Shopping for "good" chocolate is kind of like searching for a viable online date. Approach the market without a plan and it's easy to get duped by glossy packaging and false claims. Know what you're looking for, though, and you can find yourself a sweetie with substance -- guaranteed to reduce your stress levels, ignite your sex life, and make your heart sing from the first blissful encounter. In fact, findings from a new long-term study in Heart journal involving 25,000 volunteers suggest that eating up to 3.5 ounces of high-quality chocolate per day can significantly reduce risks of heart disease and stroke. Sort through the fakes, protect your heart, and treat your valentine to the good stuff, with these six simple tips for buying the best healthy chocolate on the market:
1. More Bitter, More Better
The term "dark" chocolate isn't regulated by the Food and Drug Administration, so any bar can be labeled as "dark" -- even if it's not. From a health perspective, what you're investing in when you buy dark chocolate, as opposed to milk or white, is a higher concentration of flavanols and polyphenols -- antioxidants that disarm free radicals associated with disease. In fact, gram-for-gram, dark chocolate has been shown to contain significantly greater antioxidant capacity than blueberries! Manufacturers will often list the cacao percentage on the label, but you'll need at least 70 percent to reap the health benefits.
2. Cocoa Butter or Bust
The good fat in "good" chocolate is cocoa butter, which is a source of heart-healthy stearic acid. In the U.S., manufacturers can't label a product "chocolate" unless it includes cocoa butter as an ingredient, but replacing some of the pure cocoa fat with cheap oils and emulsifiers is fair game. Dodge a choco-fake by avoiding anything "chocolaty," which is sneaky-marketer-speak for "fake chocolate." And run a mile from products with the words "partially hydrogenated" on the ingredient list; these trans fats have been directly linked to heart disease.
3. Don't Go Dutch
Is your chocolate "dutched" or "alkalized"? Toss it. Both terms refer to cocoa processing that substantially reduces its heart-healthy compounds. A study in the Journal of Agriculture Food Chemistry showed that the average total flavanol content for natural cocoa was nearly nine times greater than heavily processed varieties.
4. Wrap It Up
Most individuals can afford to enjoy a little bit of dark chocolate daily. In fact, women with a history of heart attack who reported eating one to two servings of high-quality chocolate per week showed a 32 percent lower risk of hospitalization for heart failure than those who passed on the sweets, according to a study in Heart Circulation. But let's be honest: Even a single high-quality truffle contains calories (about 100... and who stops at one truffle?). Suggestion! Avoid over-indulging by opting for individually wrapped chocolates. The act of peeling off a wrapper will slow you down and give your satiety hormones time to register satisfaction. In fact, people consume an average 41 percent fewer calories when snacking on wrapped snacks, according to a study in Appetite journal.

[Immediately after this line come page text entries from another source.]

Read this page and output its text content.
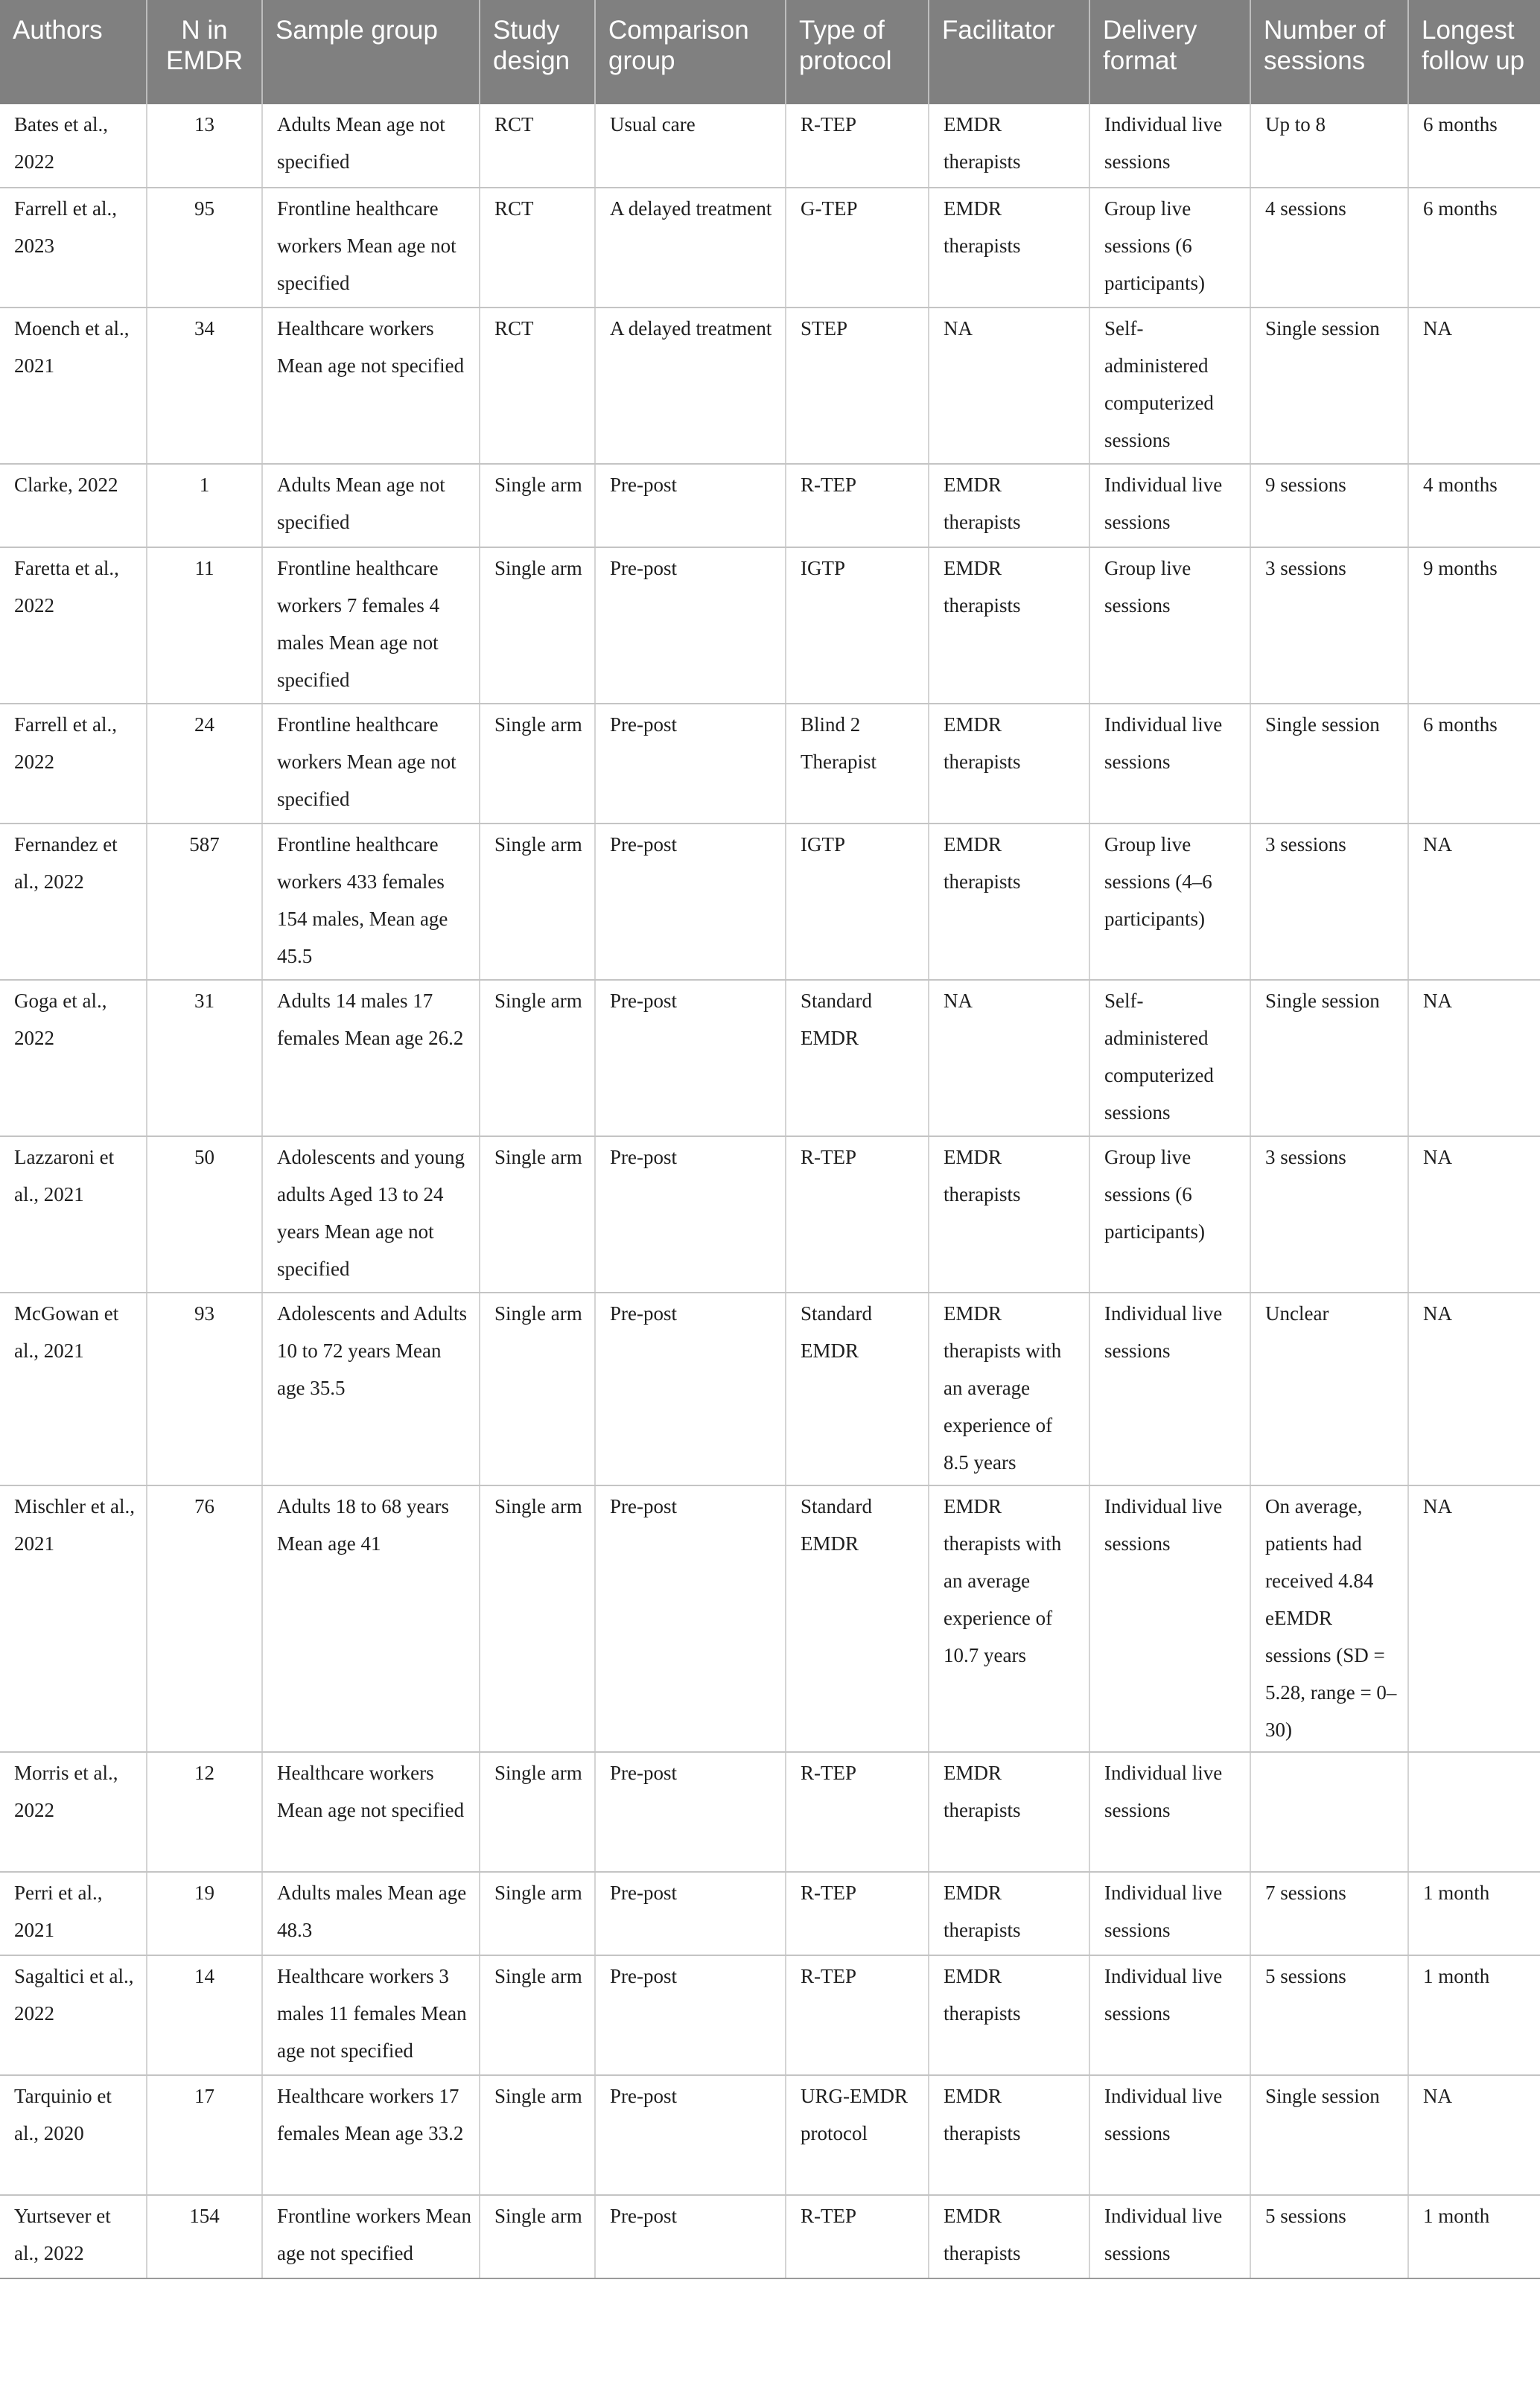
Authors	N in EMDR	Sample group	Study design	Comparison group	Type of protocol	Facilitator	Delivery format	Number of sessions	Longest follow up
Bates et al., 2022	13	Adults Mean age not specified	RCT	Usual care	R-TEP	EMDR therapists	Individual live sessions	Up to 8	6 months
Farrell et al., 2023	95	Frontline healthcare workers Mean age not specified	RCT	A delayed treatment	G-TEP	EMDR therapists	Group live sessions (6 participants)	4 sessions	6 months
Moench et al., 2021	34	Healthcare workers Mean age not specified	RCT	A delayed treatment	STEP	NA	Self-administered computerized sessions	Single session	NA
Clarke, 2022	1	Adults Mean age not specified	Single arm	Pre-post	R-TEP	EMDR therapists	Individual live sessions	9 sessions	4 months
Faretta et al., 2022	11	Frontline healthcare workers 7 females 4 males Mean age not specified	Single arm	Pre-post	IGTP	EMDR therapists	Group live sessions	3 sessions	9 months
Farrell et al., 2022	24	Frontline healthcare workers Mean age not specified	Single arm	Pre-post	Blind 2 Therapist	EMDR therapists	Individual live sessions	Single session	6 months
Fernandez et al., 2022	587	Frontline healthcare workers 433 females 154 males, Mean age 45.5	Single arm	Pre-post	IGTP	EMDR therapists	Group live sessions (4–6 participants)	3 sessions	NA
Goga et al., 2022	31	Adults 14 males 17 females Mean age 26.2	Single arm	Pre-post	Standard EMDR	NA	Self-administered computerized sessions	Single session	NA
Lazzaroni et al., 2021	50	Adolescents and young adults Aged 13 to 24 years Mean age not specified	Single arm	Pre-post	R-TEP	EMDR therapists	Group live sessions (6 participants)	3 sessions	NA
McGowan et al., 2021	93	Adolescents and Adults 10 to 72 years Mean age 35.5	Single arm	Pre-post	Standard EMDR	EMDR therapists with an average experience of 8.5 years	Individual live sessions	Unclear	NA
Mischler et al., 2021	76	Adults 18 to 68 years Mean age 41	Single arm	Pre-post	Standard EMDR	EMDR therapists with an average experience of 10.7 years	Individual live sessions	On average, patients had received 4.84 eEMDR sessions (SD = 5.28, range = 0–30)	NA
Morris et al., 2022	12	Healthcare workers Mean age not specified	Single arm	Pre-post	R-TEP	EMDR therapists	Individual live sessions		
Perri et al., 2021	19	Adults males Mean age 48.3	Single arm	Pre-post	R-TEP	EMDR therapists	Individual live sessions	7 sessions	1 month
Sagaltici et al., 2022	14	Healthcare workers 3 males 11 females Mean age not specified	Single arm	Pre-post	R-TEP	EMDR therapists	Individual live sessions	5 sessions	1 month
Tarquinio et al., 2020	17	Healthcare workers 17 females Mean age 33.2	Single arm	Pre-post	URG-EMDR protocol	EMDR therapists	Individual live sessions	Single session	NA
Yurtsever et al., 2022	154	Frontline workers Mean age not specified	Single arm	Pre-post	R-TEP	EMDR therapists	Individual live sessions	5 sessions	1 month
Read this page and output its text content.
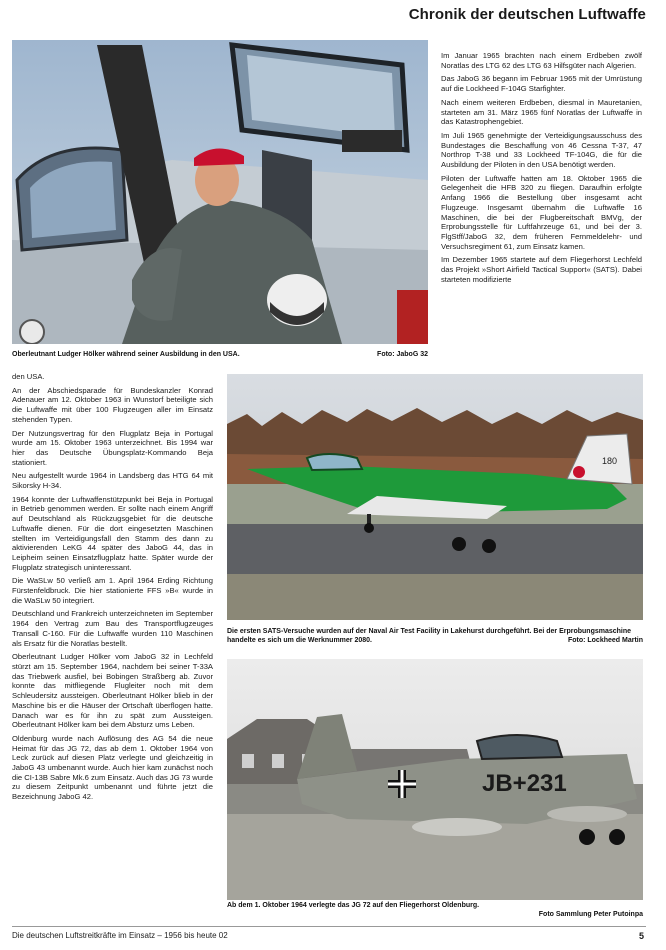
Chronik der deutschen Luftwaffe
Oberleutnant Ludger Hölker während seiner Ausbildung in den USA.	Foto: JaboG 32

Im Januar 1965 brachten nach einem Erdbeben zwölf Noratlas des LTG 62 des LTG 63 Hilfsgüter nach Algerien.

Das JaboG 36 begann im Februar 1965 mit der Umrüstung auf die Lockheed F-104G Starfighter.

Nach einem weiteren Erdbeben, diesmal in Mauretanien, starteten am 31. März 1965 fünf Noratlas der Luftwaffe in das Katastrophengebiet.

Im Juli 1965 genehmigte der Verteidigungsausschuss des Bundestages die Beschaffung von 46 Cessna T-37, 47 Northrop T-38 und 33 Lockheed TF-104G, die für die Ausbildung der Piloten in den USA benötigt werden.

Piloten der Luftwaffe hatten am 18. Oktober 1965 die Gelegenheit die HFB 320 zu fliegen. Daraufhin erfolgte Anfang 1966 die Bestellung über insgesamt acht Flugzeuge. Insgesamt übernahm die Luftwaffe 16 Maschinen, die bei der Flugbereitschaft BMVg, der Erprobungsstelle für Luftfahrzeuge 61, und bei der 3. FlgStff/JaboG 32, dem früheren Fernmeldelehr- und Versuchsregiment 61, zum Einsatz kamen.

Im Dezember 1965 startete auf dem Fliegerhorst Lechfeld das Projekt »Short Airfield Tactical Support« (SATS). Dabei starteten modifizierte

180
Die ersten SATS-Versuche wurden auf der Naval Air Test Facility in Lakehurst durchgeführt. Bei der Erprobungsmaschine handelte es sich um die Werknummer 2080.	Foto: Lockheed Martin
JB+231
Ab dem 1. Oktober 1964 verlegte das JG 72 auf den Fliegerhorst Oldenburg.
Foto Sammlung Peter Putoinpa

den USA.

An der Abschiedsparade für Bundeskanzler Konrad Adenauer am 12. Oktober 1963 in Wunstorf beteiligte sich die Luftwaffe mit über 100 Flugzeugen aller im Einsatz stehenden Typen.

Der Nutzungsvertrag für den Flugplatz Beja in Portugal wurde am 15. Oktober 1963 unterzeichnet. Bis 1994 war hier das Deutsche Übungsplatz-Kommando Beja stationiert.

Neu aufgestellt wurde 1964 in Landsberg das HTG 64 mit Sikorsky H-34.

1964 konnte der Luftwaffenstützpunkt bei Beja in Portugal in Betrieb genommen werden. Er sollte nach einem Angriff auf Deutschland als Rückzugsgebiet für die deutsche Luftwaffe dienen. Für die dort eingesetzten Maschinen stellten im Verteidigungsfall den Stamm des dann zu aktivierenden LeKG 44 später des JaboG 44, das in Leipheim seinen Einsatzflugplatz hatte. Später wurde der Flugplatz strategisch uninteressant.

Die WaSLw 50 verließ am 1. April 1964 Erding Richtung Fürstenfeldbruck. Die hier stationierte FFS »B« wurde in die WaSLw 50 integriert.

Deutschland und Frankreich unterzeichneten im September 1964 den Vertrag zum Bau des Transportflugzeuges Transall C-160. Für die Luftwaffe wurden 110 Maschinen als Ersatz für die Noratlas bestellt.

Oberleutnant Ludger Hölker vom JaboG 32 in Lechfeld stürzt am 15. September 1964, nachdem bei seiner T-33A das Triebwerk ausfiel, bei Bobingen Straßberg ab. Zuvor konnte das mitfliegende Flugleiter noch mit dem Schleudersitz aussteigen. Oberleutnant Hölker blieb in der Maschine bis er die Häuser der Ortschaft überflogen hatte. Danach war es für ihn zu spät zum Aussteigen. Oberleutnant Hölker kam bei dem Absturz ums Leben.

Oldenburg wurde nach Auflösung des AG 54 die neue Heimat für das JG 72, das ab dem 1. Oktober 1964 von Leck zurück auf diesen Platz verlegte und gleichzeitig in JaboG 43 umbenannt wurde. Auch hier kam zunächst noch die CI-13B Sabre Mk.6 zum Einsatz. Auch das JG 73 wurde zu diesem Zeitpunkt umbenannt und führte jetzt die Bezeichnung JaboG 42.

Die deutschen Luftstreitkräfte im Einsatz – 1956 bis heute 02	5
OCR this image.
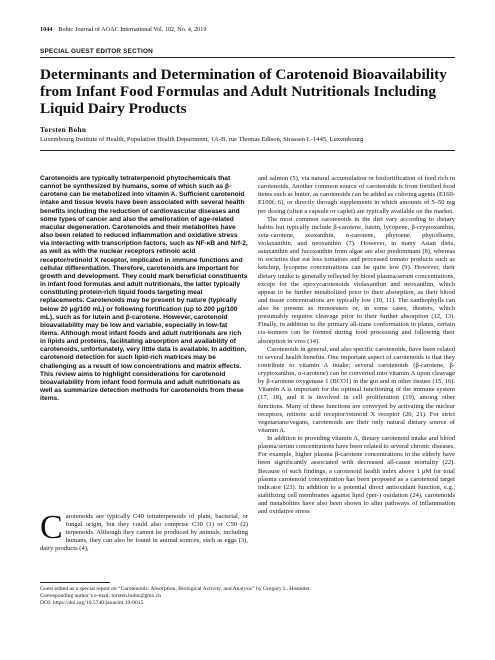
1044 Bohn: Journal of AOAC International Vol. 102, No. 4, 2019
SPECIAL GUEST EDITOR SECTION
Determinants and Determination of Carotenoid Bioavailability from Infant Food Formulas and Adult Nutritionals Including Liquid Dairy Products
Torsten Bohn
Luxembourg Institute of Health, Population Health Department, 1A-B, rue Thomas Edison, Strassen L-1445, Luxembourg

Carotenoids are typically tetraterpenoid phytochemicals that cannot be synthesized by humans, some of which such as β-carotene can be metabolized into vitamin A. Sufficient carotenoid intake and tissue levels have been associated with several health benefits including the reduction of cardiovascular diseases and some types of cancer and also the amelioration of age-related macular degeneration. Carotenoids and their metabolites have also been related to reduced inflammation and oxidative stress via interacting with transcription factors, such as NF-κB and Nrf-2, as well as with the nuclear receptors retinoic acid receptor/retinoid X receptor, implicated in immune functions and cellular differentiation. Therefore, carotenoids are important for growth and development. They could mark beneficial constituents in infant food formulas and adult nutritionals, the latter typically constituting protein-rich liquid foods targeting meal replacements. Carotenoids may be present by nature (typically below 20 μg/100 mL) or following fortification (up to 200 μg/100 mL), such as for lutein and β-carotene. However, carotenoid bioavailability may be low and variable, especially in low-fat items. Although most infant foods and adult nutritionals are rich in lipids and proteins, facilitating absorption and availability of carotenoids, unfortunately, very little data is available. In addition, carotenoid detection for such lipid-rich matrices may be challenging as a result of low concentrations and matrix effects. This review aims to highlight considerations for carotenoid bioavailability from infant food formula and adult nutritionals as well as summarize detection methods for carotenoids from these items.

Carotenoids are typically C40 tetraterpenoids of plant, bacterial, or fungal origin, but they could also comprise C30 (1) or C50 (2) terpenoids. Although they cannot be produced by animals, including humans, they can also be found in animal sources, such as eggs (3), dairy products (4),

Guest edited as a special report on “Carotenoids: Absorption, Biological Activity, and Analysis” by Gregory L. Hostetler.
Corresponding author’s e-mail: torsten.bohn@gmx.ch
DOI: https://doi.org/10.5740/jaoacint.19-0015

and salmon (5), via natural accumulation or biofortification of feed rich in carotenoids. Another common source of carotenoids is from fortified food items such as butter, as carotenoids can be added as coloring agents (E160-E160f; 6), or directly through supplements in which amounts of 5–50 mg per dosing (often a capsule or caplet) are typically available on the market.

The most common carotenoids in the diet vary according to dietary habits but typically include β-carotene, lutein, lycopene, β-cryptoxanthin, zeta-carotene, zeaxanthin, α-carotene, phytoene, phytofluene, violaxanthin, and neoxanthin (7). However, in many Asian diets, astaxanthin and fucoxanthin from algae are also predominant (8), whereas in societies that eat less tomatoes and processed tomato products such as ketchup, lycopene concentrations can be quite low (9). However, their dietary intake is generally reflected by blood plasma/serum concentrations, except for the epoxycarotenoids violaxanthin and neoxanthin, which appear to be further metabolized prior to their absorption, as their blood and tissue concentrations are typically low (10, 11). The xanthophylls can also be present as monoesters or, in some cases, diesters, which presumably requires cleavage prior to their further absorption (12, 13). Finally, in addition to the primary all-trans conformation in plants, certain cis-isomers can be formed during food processing and following their absorption in vivo (14).

Carotenoids in general, and also specific carotenoids, have been related to several health benefits. One important aspect of carotenoids is that they contribute to vitamin A intake; several carotenoids (β-carotene, β-cryptoxanthin, α-carotene) can be converted into vitamin A upon cleavage by β-carotene oxygenase 1 (BCO1) in the gut and in other tissues (15, 16). Vitamin A is important for the optimal functioning of the immune system (17, 18), and it is involved in cell proliferation (19), among other functions. Many of these functions are conveyed by activating the nuclear receptors, retinoic acid receptor/retinoid X receptor (20, 21). For strict vegetarians/vegans, carotenoids are their only natural dietary source of vitamin A.

In addition to providing vitamin A, dietary carotenoid intake and blood plasma/serum concentrations have been related to several chronic diseases. For example, higher plasma β-carotene concentrations in the elderly have been significantly associated with decreased all-cause mortality (22). Because of such findings, a carotenoid health index above 1 μM for total plasma carotenoid concentration has been proposed as a carotenoid target indicator (23). In addition to a potential direct antioxidant function, e.g., stabilizing cell membranes against lipid (per-) oxidation (24), carotenoids and metabolites have also been shown to alter pathways of inflammation and oxidative stress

It doesn't take much to make chocolate: cocoa beans, cocoa butter, sugar, and maybe some vanilla. But not all manufacturers like to Keep It Simple, Sister. Dove's Red Velvet Swirl variety includes some 13 ingredients, including Red 40 Lake, Blue 2 Lake, soy lecithin and PGPR, a cheap alternative to cocoa butter and an emulsifier found in salad dressing. Avoid the extra "fillers" and stick to brands with pure ingredients your grandmother would recognize and keep in the pantry.
6. Berry Bonus
The magical process that makes chocolate healthy doesn't happen in your hands, or your mouth; it happens in your colon. In fact, new research attributes chocolate's precise health benefits to the good bugs in your microbiome that eat up the chocolate and ferment it into anti-inflammatory compounds. Combining chocolate with solid fiber-rich fruits can boost the health benefits. Nothing beats fresh fruit (fondue, anyone?), but popular dried mix-ins like cranberries and nuts (especially cashews and pistachios) can give your bar a prebiotic boost.